Os juros do cheque especial tiveram uma leve alta de 0,01 ponto percentual na taxa média de janeiro, em comparação ao mês de dezembro, segundo pesquisa feita pelo Procon-SP. No caso da taxa do empréstimo pessoal, não houve nenhuma alteração e a taxa média dos bancos pesquisados manteve-se em 5,17% a.m.


No cheque especial, a taxa média dos bancos pesquisados foi de 8,79% a.m., superior a do mês anterior, que foi de 8,78% a.m., significando um acréscimo de 0,01 ponto percentual.

A única alteração na taxa de cheque especial foi feita pela Caixa Econômica Federal que alterou sua taxa de 6,72% para 6,75% a.m., o que significa um acréscimo de 0,03 ponto percentual. Isso representa uma variação positiva de 0,45% em relação à taxa de dezembro de 2009.

Neste mês, segundo o Procon, a pesquisa, que envolveu dez instituições financeiras (Banco do Brasil, Bradesco, Caixa Econômica Federal, HSBC, Itaú, Nossa Caixa, Real, Safra, Santander e Unibanco), “confirmou mais uma vez a posição de cautela adotada pelos bancos em relação aos juros”.


“As taxas praticamente não se alteraram, sendo que a modalidade empréstimo pessoal apresenta a mesma taxa média pelo terceiro mês consecutivo.

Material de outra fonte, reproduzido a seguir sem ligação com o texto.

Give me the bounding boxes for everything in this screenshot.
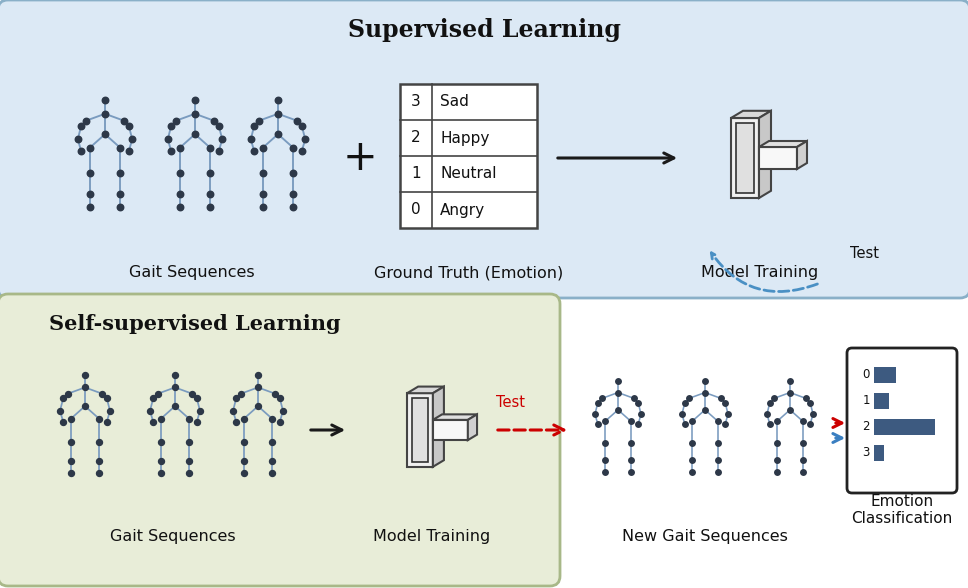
Text: Happy: Happy <box>440 131 490 145</box>
Polygon shape <box>731 111 771 118</box>
Polygon shape <box>433 420 468 440</box>
Text: 3: 3 <box>411 95 421 109</box>
Text: 3: 3 <box>862 446 870 459</box>
Polygon shape <box>408 386 444 393</box>
Text: Gait Sequences: Gait Sequences <box>129 266 255 280</box>
Text: Test: Test <box>496 395 525 410</box>
Text: Model Training: Model Training <box>702 266 819 280</box>
Polygon shape <box>759 147 797 169</box>
FancyBboxPatch shape <box>847 348 957 493</box>
Polygon shape <box>797 141 807 169</box>
Text: Test: Test <box>850 246 879 260</box>
Text: Ground Truth (Emotion): Ground Truth (Emotion) <box>374 266 563 280</box>
Bar <box>874 367 895 383</box>
Polygon shape <box>759 141 807 147</box>
FancyBboxPatch shape <box>0 294 560 586</box>
Polygon shape <box>408 393 433 467</box>
Text: Gait Sequences: Gait Sequences <box>110 529 236 543</box>
Text: Emotion
Classification: Emotion Classification <box>852 494 953 526</box>
Text: 2: 2 <box>411 131 421 145</box>
Bar <box>874 445 884 461</box>
Text: New Gait Sequences: New Gait Sequences <box>622 529 788 543</box>
Text: 0: 0 <box>862 369 870 382</box>
Polygon shape <box>411 398 428 462</box>
Polygon shape <box>731 118 759 198</box>
Polygon shape <box>468 415 477 440</box>
Bar <box>874 419 935 435</box>
Text: 0: 0 <box>411 202 421 218</box>
Polygon shape <box>736 123 754 193</box>
Text: Angry: Angry <box>440 202 485 218</box>
Text: Model Training: Model Training <box>374 529 491 543</box>
Text: 1: 1 <box>411 166 421 182</box>
Text: 2: 2 <box>862 420 870 433</box>
Text: 1: 1 <box>862 395 870 407</box>
Text: +: + <box>343 137 378 179</box>
Polygon shape <box>433 415 477 420</box>
Bar <box>874 393 889 409</box>
Polygon shape <box>759 111 771 198</box>
Text: Supervised Learning: Supervised Learning <box>348 18 620 42</box>
Text: Sad: Sad <box>440 95 469 109</box>
Text: Neutral: Neutral <box>440 166 497 182</box>
Text: Self-supervised Learning: Self-supervised Learning <box>49 314 341 334</box>
Polygon shape <box>433 386 444 467</box>
Bar <box>400 84 537 228</box>
FancyBboxPatch shape <box>0 0 968 298</box>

No cheque especial, a taxa média mensal registrava 8,79% há quatro meses consecutivos (de agosto a novembro de 2009); em dezembro caiu em 0,01 ponto percentual, retornando ao patamar anterior neste mês, por ação de um único banco da amostra”, afirma a entidade.


Na comparação com janeiro do ano passado, houve queda de 0,84 ponto percentual na modalidade empréstimo pessoal e de 0,46 ponto percentual na modalidade cheque especial.

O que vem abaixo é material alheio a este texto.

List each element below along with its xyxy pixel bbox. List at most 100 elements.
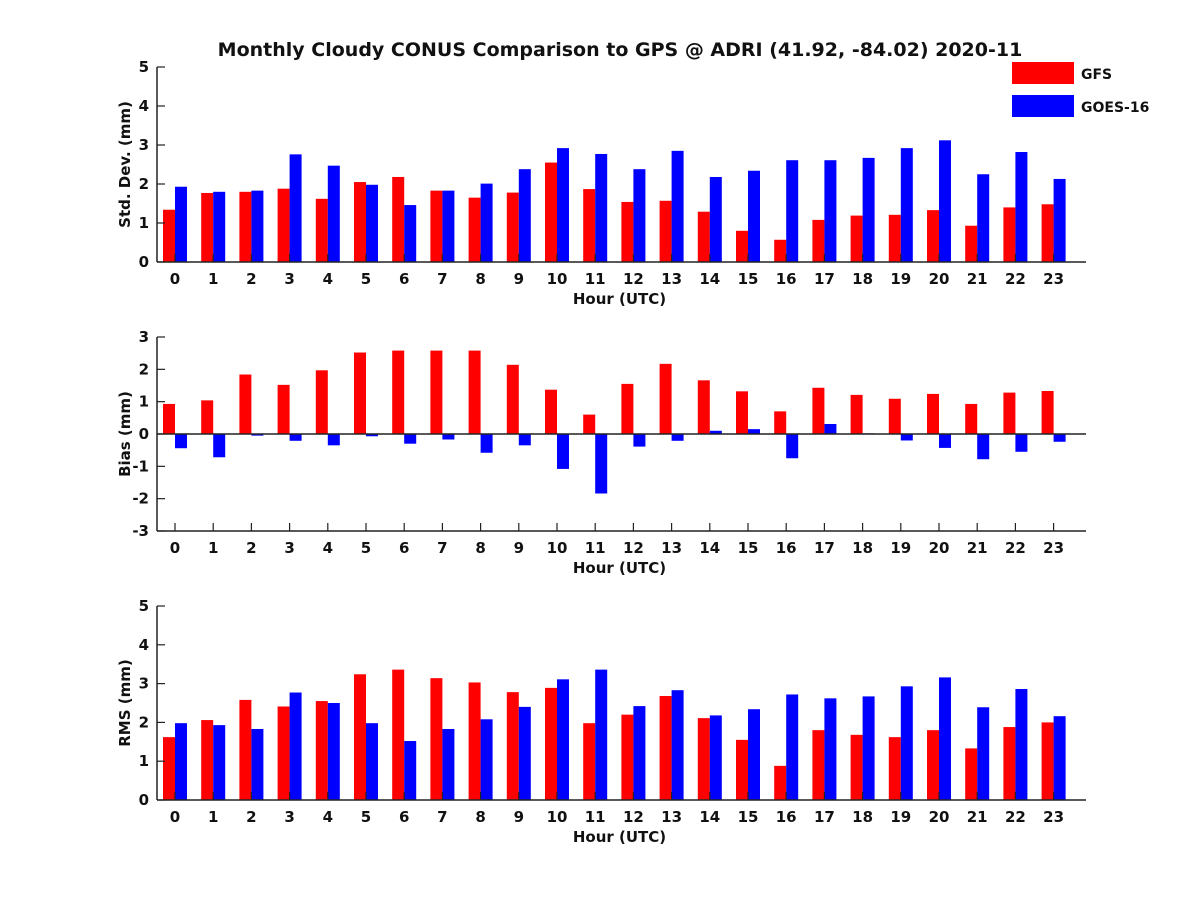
- bias-x-tick-label: 1: [208, 539, 218, 557]
- stddev-x-tick-label: 11: [585, 270, 606, 288]
- stddev-bar-goes16-4: [327, 165, 340, 262]
- rms-bar-goes16-22: [1015, 689, 1028, 800]
- rms-bar-goes16-3: [289, 692, 302, 800]
- rms-bar-gfs-8: [468, 682, 481, 800]
- rms-bar-goes16-0: [175, 723, 187, 800]
- stddev-x-tick-label: 21: [967, 270, 988, 288]
- stddev-bar-gfs-13: [659, 200, 672, 262]
- stddev-x-tick-label: 22: [1005, 270, 1026, 288]
- stddev-bar-gfs-10: [545, 162, 557, 262]
- rms-bar-gfs-20: [927, 730, 939, 800]
- rms-x-tick-label: 7: [437, 808, 447, 826]
- rms-x-tick-label: 15: [738, 808, 759, 826]
- rms-bar-gfs-2: [239, 699, 252, 800]
- bias-bar-goes16-9: [518, 434, 531, 446]
- bias-x-tick-label: 4: [323, 539, 333, 557]
- stddev-y-tick-label: 2: [139, 175, 149, 193]
- stddev-bar-gfs-20: [927, 210, 939, 262]
- rms-y-axis-label: RMS (mm): [116, 659, 134, 746]
- bias-x-tick-label: 5: [361, 539, 371, 557]
- rms-bar-goes16-17: [824, 698, 837, 800]
- bias-bar-gfs-22: [1003, 392, 1016, 434]
- bias-x-tick-label: 20: [929, 539, 950, 557]
- bias-y-tick-label: -1: [132, 457, 149, 475]
- stddev-x-axis-label: Hour (UTC): [573, 290, 666, 308]
- stddev-bars: [163, 140, 1066, 262]
- rms-bar-goes16-15: [748, 709, 760, 800]
- stddev-x-tick-label: 23: [1043, 270, 1064, 288]
- bias-x-tick-label: 8: [475, 539, 485, 557]
- stddev-x-tick-label: 10: [547, 270, 568, 288]
- stddev-bar-gfs-17: [812, 219, 825, 262]
- rms-bar-goes16-7: [442, 729, 455, 800]
- bias-x-tick-label: 14: [699, 539, 720, 557]
- stddev-y-tick-label: 1: [139, 214, 149, 232]
- rms-bar-goes16-12: [633, 706, 646, 800]
- bias-bar-gfs-14: [697, 380, 710, 434]
- bias-bar-gfs-18: [850, 394, 863, 434]
- bias-bar-goes16-1: [213, 434, 226, 458]
- bias-bar-goes16-21: [977, 434, 990, 460]
- rms-x-tick-label: 13: [661, 808, 682, 826]
- stddev-bar-goes16-9: [518, 169, 531, 262]
- bias-bar-gfs-12: [621, 383, 634, 434]
- bias-bar-goes16-13: [671, 434, 684, 441]
- stddev-x-tick-label: 8: [475, 270, 485, 288]
- stddev-bar-gfs-4: [315, 198, 328, 262]
- bias-bar-gfs-8: [468, 350, 481, 434]
- bias-bar-gfs-1: [201, 400, 214, 434]
- legend: GFS GOES-16: [1012, 62, 1149, 117]
- bias-x-tick-label: 22: [1005, 539, 1026, 557]
- bias-bar-gfs-13: [659, 363, 672, 434]
- stddev-bar-gfs-7: [430, 190, 443, 262]
- bias-x-tick-label: 3: [284, 539, 294, 557]
- rms-bar-goes16-18: [862, 696, 875, 800]
- bias-bar-gfs-0: [163, 403, 175, 434]
- bias-bar-gfs-23: [1041, 391, 1054, 434]
- rms-bar-goes16-8: [480, 719, 493, 800]
- rms-x-tick-label: 4: [323, 808, 333, 826]
- rms-bar-goes16-21: [977, 707, 990, 800]
- bias-bar-gfs-6: [392, 350, 405, 434]
- bias-x-tick-label: 17: [814, 539, 835, 557]
- stddev-x-tick-label: 2: [246, 270, 256, 288]
- stddev-y-tick-label: 0: [139, 253, 149, 271]
- stddev-bar-gfs-8: [468, 197, 481, 262]
- rms-y-tick-label: 1: [139, 752, 149, 770]
- rms-x-tick-label: 14: [699, 808, 720, 826]
- bias-x-tick-label: 13: [661, 539, 682, 557]
- stddev-bar-gfs-15: [736, 230, 748, 262]
- bias-x-tick-label: 6: [399, 539, 409, 557]
- bias-x-tick-label: 19: [890, 539, 911, 557]
- bias-x-tick-label: 10: [547, 539, 568, 557]
- rms-bar-goes16-4: [327, 703, 340, 800]
- rms-bar-gfs-13: [659, 696, 672, 800]
- bias-bar-goes16-10: [557, 434, 569, 469]
- rms-bar-gfs-1: [201, 720, 214, 800]
- rms-bar-goes16-10: [557, 679, 569, 800]
- stddev-bar-gfs-18: [850, 215, 863, 262]
- rms-x-tick-label: 9: [514, 808, 524, 826]
- bias-bar-goes16-19: [900, 434, 913, 441]
- bias-bar-goes16-3: [289, 434, 302, 441]
- stddev-bar-gfs-14: [697, 211, 710, 262]
- rms-bar-goes16-9: [518, 706, 531, 800]
- bias-bar-gfs-10: [545, 389, 557, 434]
- bias-bar-goes16-6: [404, 434, 417, 444]
- rms-x-tick-label: 0: [170, 808, 180, 826]
- stddev-y-axis-label: Std. Dev. (mm): [116, 101, 134, 228]
- bias-bar-gfs-19: [888, 398, 901, 434]
- stddev-bar-goes16-2: [251, 190, 264, 262]
- stddev-bar-goes16-16: [786, 160, 799, 262]
- bias-bar-gfs-7: [430, 350, 443, 434]
- stddev-bar-gfs-0: [163, 209, 175, 262]
- rms-bars: [163, 669, 1066, 800]
- rms-bar-gfs-12: [621, 714, 634, 800]
- stddev-bar-gfs-9: [506, 192, 519, 262]
- stddev-x-tick-label: 16: [776, 270, 797, 288]
- rms-bar-goes16-11: [595, 669, 608, 800]
- stddev-x-tick-label: 19: [890, 270, 911, 288]
- rms-bar-gfs-22: [1003, 727, 1016, 800]
- rms-x-tick-label: 22: [1005, 808, 1026, 826]
- rms-bar-gfs-9: [506, 692, 519, 800]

“Na última reunião de 2009 (ocorrida nos dias 08 e 09 de dezembro), o Copom (Comitê de Política Monetária do Banco Central decidiu manter a taxa Selic em 8,75% ao ano. A ata da reunião desenhou um cenário favorável para a inflação, afastando a possibilidade de alta desta taxa no curto prazo. O Copom avalia que o Brasil está numa trajetória de recuperação gradual, mas consistente da economia. O mercado financeiro prevê alta da taxa básica somente a partir do segundo semestre”.

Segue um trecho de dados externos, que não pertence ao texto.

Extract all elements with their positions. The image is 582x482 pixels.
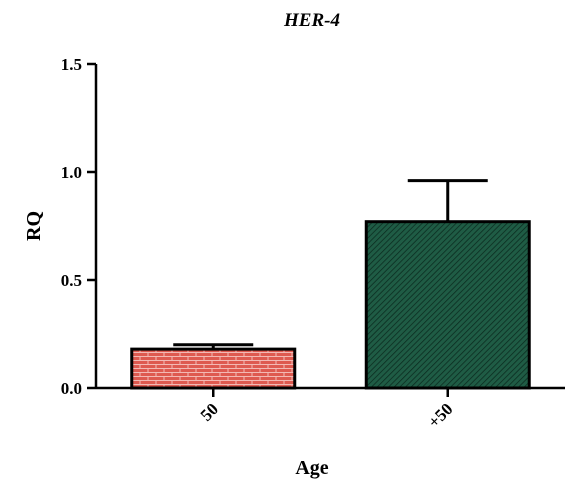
bars [130,179,531,390]
bar-1 [130,347,297,390]
y-tick-label: 1.0 [61,163,82,182]
x-tick-label: 50 [197,399,222,424]
y-tick-label: 0.5 [61,271,82,290]
x-axis-label: Age [295,457,328,479]
bar-2 [364,220,531,390]
x-tick-label: +50 [424,399,456,431]
y-axis: 0.0 0.5 1.0 1.5 [61,55,98,398]
x-axis: 50 +50 [96,386,565,432]
y-tick-label: 1.5 [61,55,82,74]
y-tick-label: 0.0 [61,379,82,398]
chart-title: HER-4 [283,10,340,31]
y-axis-label: RQ [23,211,45,241]
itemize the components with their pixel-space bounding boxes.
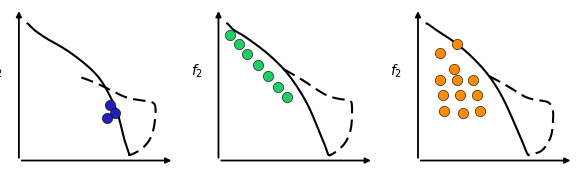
Point — [274, 86, 283, 89]
Point — [453, 43, 462, 46]
Point — [435, 51, 445, 54]
Point — [456, 94, 465, 97]
Text: $f_2$: $f_2$ — [0, 63, 3, 80]
Point — [243, 52, 252, 55]
Point — [225, 33, 235, 36]
Point — [263, 75, 272, 78]
Text: $f_2$: $f_2$ — [190, 63, 203, 80]
Point — [103, 116, 112, 119]
Point — [473, 94, 482, 97]
Point — [435, 79, 445, 82]
Text: $f_2$: $f_2$ — [390, 63, 402, 80]
Point — [282, 95, 292, 98]
Point — [438, 94, 448, 97]
Point — [234, 43, 243, 46]
Point — [459, 112, 468, 115]
Point — [253, 63, 262, 66]
Point — [469, 79, 478, 82]
Point — [439, 109, 449, 112]
Point — [450, 68, 459, 71]
Point — [106, 104, 115, 107]
Point — [453, 79, 462, 82]
Point — [110, 112, 119, 115]
Point — [475, 109, 485, 112]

O Procon alerta que, nesta época do ano, o bolso do consumidor está comprometido com impostos, taxas, matrículas e despesas com material escolar, por isso, as compras por impulso e a contratação de empréstimos desnecessários podem desequilibrar seriamente o orçamento. “O consumidor deve priorizar o pagamento de dívidas; procurar modalidades de crédito mais baratas e, se possível, utilizar o cheque especial somente em situações emergenciais e de curto prazo, já que é uma das formas de crédito mais caras do mercado”.